What’s worse is that too many potential customers risk falling for this simply because they understandably don’t know any better.
While not illegal, this is certainly not an ethical practice and it can result in grossly overcharging for what is a fairly minimal amount of work. Fortunately there’s a simple solution: What WP Theme Is That is exactly what it says on the tin: A very convenient way to quickly identify the theme of a WordPress website without having to parse through the page source.

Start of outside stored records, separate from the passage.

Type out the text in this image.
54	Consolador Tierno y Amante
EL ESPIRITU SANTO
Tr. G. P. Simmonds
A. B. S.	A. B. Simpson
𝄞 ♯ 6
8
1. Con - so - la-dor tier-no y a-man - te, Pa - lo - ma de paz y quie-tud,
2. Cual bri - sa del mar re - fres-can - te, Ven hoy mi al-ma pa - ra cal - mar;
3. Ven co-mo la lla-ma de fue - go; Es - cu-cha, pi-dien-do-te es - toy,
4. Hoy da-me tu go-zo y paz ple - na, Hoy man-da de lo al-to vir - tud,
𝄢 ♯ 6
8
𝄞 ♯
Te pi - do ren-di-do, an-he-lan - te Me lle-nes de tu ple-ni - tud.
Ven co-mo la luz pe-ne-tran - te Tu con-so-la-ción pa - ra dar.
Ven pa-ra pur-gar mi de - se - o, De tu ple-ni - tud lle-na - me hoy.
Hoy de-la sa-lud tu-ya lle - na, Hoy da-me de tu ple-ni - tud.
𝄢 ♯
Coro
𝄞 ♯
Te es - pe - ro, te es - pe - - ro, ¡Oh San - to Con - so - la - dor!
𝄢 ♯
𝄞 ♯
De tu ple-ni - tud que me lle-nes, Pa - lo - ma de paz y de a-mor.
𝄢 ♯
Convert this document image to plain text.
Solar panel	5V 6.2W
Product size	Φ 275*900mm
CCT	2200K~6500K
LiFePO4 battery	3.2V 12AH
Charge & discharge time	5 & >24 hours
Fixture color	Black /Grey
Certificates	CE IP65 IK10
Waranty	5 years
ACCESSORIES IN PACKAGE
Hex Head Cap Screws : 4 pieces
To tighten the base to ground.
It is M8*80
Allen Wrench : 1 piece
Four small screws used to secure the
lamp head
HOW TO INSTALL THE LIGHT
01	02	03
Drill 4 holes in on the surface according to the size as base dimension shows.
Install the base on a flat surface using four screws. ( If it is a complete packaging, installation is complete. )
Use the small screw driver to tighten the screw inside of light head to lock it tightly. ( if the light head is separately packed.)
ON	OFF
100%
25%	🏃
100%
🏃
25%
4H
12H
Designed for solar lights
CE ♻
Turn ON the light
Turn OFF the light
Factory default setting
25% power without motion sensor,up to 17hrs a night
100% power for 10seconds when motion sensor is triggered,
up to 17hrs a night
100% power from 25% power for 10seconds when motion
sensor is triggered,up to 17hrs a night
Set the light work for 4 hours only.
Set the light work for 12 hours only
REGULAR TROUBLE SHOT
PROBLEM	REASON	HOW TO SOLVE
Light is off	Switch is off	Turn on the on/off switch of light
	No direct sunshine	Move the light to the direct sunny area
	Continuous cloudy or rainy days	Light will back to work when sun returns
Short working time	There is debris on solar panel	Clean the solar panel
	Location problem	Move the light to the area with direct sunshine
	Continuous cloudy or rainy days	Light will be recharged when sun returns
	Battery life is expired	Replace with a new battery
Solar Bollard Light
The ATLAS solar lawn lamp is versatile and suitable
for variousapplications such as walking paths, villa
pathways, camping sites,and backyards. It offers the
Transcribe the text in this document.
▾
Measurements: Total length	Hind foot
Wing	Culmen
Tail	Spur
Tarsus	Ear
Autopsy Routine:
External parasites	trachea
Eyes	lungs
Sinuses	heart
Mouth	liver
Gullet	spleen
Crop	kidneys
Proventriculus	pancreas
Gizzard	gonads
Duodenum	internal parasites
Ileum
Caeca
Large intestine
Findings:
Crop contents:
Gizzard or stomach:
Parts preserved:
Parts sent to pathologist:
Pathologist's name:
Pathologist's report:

Using myself a guinea pig, if you put michaelcarusi.com into that URL you’ll see a Theme Hall Child Theme – which I’m using out of the box for the sake of convenience and because I like the design. What you should never be doing is paying $1,000 or more for something out of the box.
This is also far from limited to WordPress. Cookie cutter website templates, generators and “one-click” website auto-builders are everywhere in this field. Again, while this is not a problem on its own some of these companies have the habit of making liberal use of the term “custom” to describe what they do and using that as an excuse to charge premium subscription markups. Except if it can be replicated in a matter of seconds by dozens or hundreds of other people with your type of business, where’s the customization?
In short: If you put in the website of a “custom” WordPress website, Google it, and then view a demo that looks identical to your own website there’s much not much customization going on. Always make sure you get what you pay for. No, your website needn’t be in the vanguard of innovative design; if anything I’ve stressed the importance of simplistic design that favors content over style.
You’re still entitled to what you pay for, and if you’re paying for custom design, make sure you receive it!